In any event, my mind quickly went to music.  I was reminded of a recent interview I saw with songwriter and worship leader Chris Tomlin.  He was being interviewed by Pastor Chris Hodges of Church of the Highlands in Birmingham, AL.  In that interview, Chris Tomlin said “music is the quickest way to the soul.”  As I pondered that I thought of so many songs from my past — hymns we sang when I was a kid — “choruses” we sang when I was a late teen and early 20-something.  Full-on songs that many still called choruses because they were unlike the old hymns and even new songs released in the last year.  Thanks to the day and age we live in, you can find almost any tune you want if you can remember a few words or lyrics or who sang the particular song.  I have been so wonderfully blessed by remembering, finding, and singing songs from way back fifty years ago and songs I remembered from thirty and forty years ago to songs I have heard in just the past three months.  For me, music is certainly one of the quickest ways to my soul — likely because I can remember where I was when I heard a particular song or worship song.  Meaning from life has been attached to that particular song — be it a place, a person, or an event/circumstance that defined or transformed me.

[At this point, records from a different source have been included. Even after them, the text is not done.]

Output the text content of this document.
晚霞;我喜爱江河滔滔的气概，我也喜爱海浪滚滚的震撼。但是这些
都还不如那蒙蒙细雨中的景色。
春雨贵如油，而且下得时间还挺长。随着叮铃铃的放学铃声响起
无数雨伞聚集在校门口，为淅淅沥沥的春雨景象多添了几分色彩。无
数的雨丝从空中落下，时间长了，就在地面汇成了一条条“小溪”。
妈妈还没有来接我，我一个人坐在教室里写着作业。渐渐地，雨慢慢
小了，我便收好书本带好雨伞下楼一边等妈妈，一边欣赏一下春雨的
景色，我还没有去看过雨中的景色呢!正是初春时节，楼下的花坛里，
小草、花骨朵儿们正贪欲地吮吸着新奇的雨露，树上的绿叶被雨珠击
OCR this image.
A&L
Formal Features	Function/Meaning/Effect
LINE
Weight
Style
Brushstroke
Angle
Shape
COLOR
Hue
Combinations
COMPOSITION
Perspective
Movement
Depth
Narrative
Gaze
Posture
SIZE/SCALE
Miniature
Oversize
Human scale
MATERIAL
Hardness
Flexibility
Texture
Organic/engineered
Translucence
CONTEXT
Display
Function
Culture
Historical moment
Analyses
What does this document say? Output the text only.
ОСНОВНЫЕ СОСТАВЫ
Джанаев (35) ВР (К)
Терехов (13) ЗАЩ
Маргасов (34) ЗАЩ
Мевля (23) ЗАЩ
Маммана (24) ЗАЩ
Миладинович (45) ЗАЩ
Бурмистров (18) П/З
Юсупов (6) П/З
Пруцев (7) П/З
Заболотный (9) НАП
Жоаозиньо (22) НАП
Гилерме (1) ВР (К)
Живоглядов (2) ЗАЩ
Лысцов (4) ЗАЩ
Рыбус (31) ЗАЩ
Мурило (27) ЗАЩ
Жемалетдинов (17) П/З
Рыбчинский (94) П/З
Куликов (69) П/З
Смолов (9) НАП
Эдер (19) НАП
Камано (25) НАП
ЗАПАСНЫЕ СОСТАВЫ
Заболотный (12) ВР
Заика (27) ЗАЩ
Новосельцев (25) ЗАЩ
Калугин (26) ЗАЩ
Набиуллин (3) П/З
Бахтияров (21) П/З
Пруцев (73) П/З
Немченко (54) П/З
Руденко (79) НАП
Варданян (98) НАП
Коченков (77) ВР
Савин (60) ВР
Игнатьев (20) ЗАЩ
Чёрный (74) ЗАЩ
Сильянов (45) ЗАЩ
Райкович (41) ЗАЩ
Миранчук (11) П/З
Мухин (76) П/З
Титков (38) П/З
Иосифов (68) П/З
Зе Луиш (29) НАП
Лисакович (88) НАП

I won’t bore you with the names of the songs or their meaning to me.  My point in this column is really this:  what, from the Lord, brings meaning to your life?  Music might be a major thing for me — but what of you?  Maybe it’s nature, snow, or a beautiful stream.  Maybe it is people.  Maybe it is traveling?  Maybe it is silence and solitude?  Whatever it is, why not ask the Lord to help you identify that thing and pursue it with great abandon for the rest of March?  Ask God to help you see it, sift it, and use it for your continued growth and His Glory!